125. Astra Amo Compania Naviera S.A. v Elf Union S.A. and First National City Bank (The “Zographia M”) [1976] 2 Lloyd’s Rep 382

Withdrawal – bank transfer constituting payment before credit passed in owners’ favour – owners not entitled to withdraw

The facts

The vessel was let on the Shelltime 3 form for 2 years.

Midway through the charter market rates rose appreciably making it opportune for owners to withdraw.

The payment clause read as follows:

“Hire will be paid in US dollars to: First National City Bank – City Bank House – 336 The Strand – London WC2. Account Astro Amo Compania Naviera S.A. (Dollar call deposit account number 774685)”

Although the charter commenced on the third of the first month, the charterers’ established course of conduct was to pay by the first of each month.

The charterers’ French bank sent a telex to the New York branch of the owners’ London bank instructing same to credit their London branch for the account of the owners with the sum of monthly hire less a substantial deduction, value the last day of the month.

The New York branch cabled the advice to its London branch which arrived after banking hours on the last of the month which was a Friday.

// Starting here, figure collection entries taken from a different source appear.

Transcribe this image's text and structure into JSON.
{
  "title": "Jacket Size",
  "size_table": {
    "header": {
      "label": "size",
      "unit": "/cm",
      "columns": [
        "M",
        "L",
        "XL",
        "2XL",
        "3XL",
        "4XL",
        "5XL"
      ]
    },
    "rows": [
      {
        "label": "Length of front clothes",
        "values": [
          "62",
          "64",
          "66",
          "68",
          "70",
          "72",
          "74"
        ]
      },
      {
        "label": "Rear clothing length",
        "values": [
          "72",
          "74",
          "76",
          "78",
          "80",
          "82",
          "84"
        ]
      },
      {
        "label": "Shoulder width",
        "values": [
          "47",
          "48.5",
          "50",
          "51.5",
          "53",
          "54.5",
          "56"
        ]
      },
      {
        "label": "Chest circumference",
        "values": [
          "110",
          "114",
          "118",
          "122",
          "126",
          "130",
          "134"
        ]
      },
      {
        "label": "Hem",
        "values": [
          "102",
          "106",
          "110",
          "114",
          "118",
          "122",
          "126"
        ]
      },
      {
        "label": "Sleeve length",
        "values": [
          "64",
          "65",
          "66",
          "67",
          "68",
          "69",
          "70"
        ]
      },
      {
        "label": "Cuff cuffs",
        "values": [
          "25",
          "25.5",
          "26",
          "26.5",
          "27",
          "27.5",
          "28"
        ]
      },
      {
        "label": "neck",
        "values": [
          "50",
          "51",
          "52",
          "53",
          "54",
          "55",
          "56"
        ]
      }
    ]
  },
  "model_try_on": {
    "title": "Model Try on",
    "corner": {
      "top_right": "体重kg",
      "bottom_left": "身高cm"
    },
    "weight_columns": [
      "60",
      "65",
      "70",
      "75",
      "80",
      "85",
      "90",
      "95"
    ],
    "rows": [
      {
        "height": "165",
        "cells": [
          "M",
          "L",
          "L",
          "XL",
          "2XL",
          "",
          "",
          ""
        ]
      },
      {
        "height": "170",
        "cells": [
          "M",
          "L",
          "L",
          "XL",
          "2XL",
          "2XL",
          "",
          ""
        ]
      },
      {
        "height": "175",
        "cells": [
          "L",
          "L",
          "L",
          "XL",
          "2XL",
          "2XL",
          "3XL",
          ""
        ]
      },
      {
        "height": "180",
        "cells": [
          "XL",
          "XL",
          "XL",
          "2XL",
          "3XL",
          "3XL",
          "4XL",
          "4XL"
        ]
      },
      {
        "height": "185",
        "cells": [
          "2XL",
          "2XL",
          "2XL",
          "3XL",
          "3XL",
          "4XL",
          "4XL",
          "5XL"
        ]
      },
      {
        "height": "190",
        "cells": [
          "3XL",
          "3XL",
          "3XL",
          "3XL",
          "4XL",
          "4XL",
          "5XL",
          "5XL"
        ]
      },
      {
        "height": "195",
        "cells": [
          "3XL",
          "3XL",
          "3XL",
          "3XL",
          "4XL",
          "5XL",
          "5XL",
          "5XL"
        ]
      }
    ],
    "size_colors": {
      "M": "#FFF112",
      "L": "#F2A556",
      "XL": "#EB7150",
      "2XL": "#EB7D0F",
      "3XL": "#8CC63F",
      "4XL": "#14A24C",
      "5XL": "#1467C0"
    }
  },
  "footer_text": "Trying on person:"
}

On the Monday morning, being the 3rd of the month, the owners were informed by their London branch that no hire had been received and a notice of withdrawal was issued.

Although the cable from the New York branch had arrived on the preceding Friday, the owners’ account at the London branch was only credited with the sum paid in on the afternoon of the following Monday i.e. after the notice of withdrawal had been given.

The vessel was withdrawn from the service and the owners instituted action for damages against the charterers. The owners joined their own bank as second defendants, alleging that the bank had been negligent in not informing them of the timely receipt of the cable from their New York branch.

Findings

Ackner J in the Commercial Court found in favour of the charterers and the bank.

On the authority of the Georgios C (which had not at that stage been overruled by the Laconia), he held that payment had taken place before the notice of withdrawal had been issued and that withdrawal was therefore impermissible.

He interpreted the payment clause to require payment to be made to the owners’ bank for the owners’ account rather than payment directly into the owners’ account. For this purpose, he regarded the cable from the New York on the preceding Friday to constitute payment in terms of the charter as soon as it had been verified on the following Monday morning.

Further questions decided by the court were:

1. Did the actions of the London bank in processing the telex from New York amount to waiver? The court decided that the conduct of the bank was not a conscious affirmation of a contract by an agent acting for a principal;

2. If payment was due on the Saturday, could it be made on the following working day the banks being closed over weekends? The court decided where an impediment existed for payment on the last day, payment would have to take place before the the impediment occurred i.e. in this case on the Friday.

3. Was the bank was liable to the owners? As the owners could have withdrawn their cancellation but did not they were the authors of their own loss.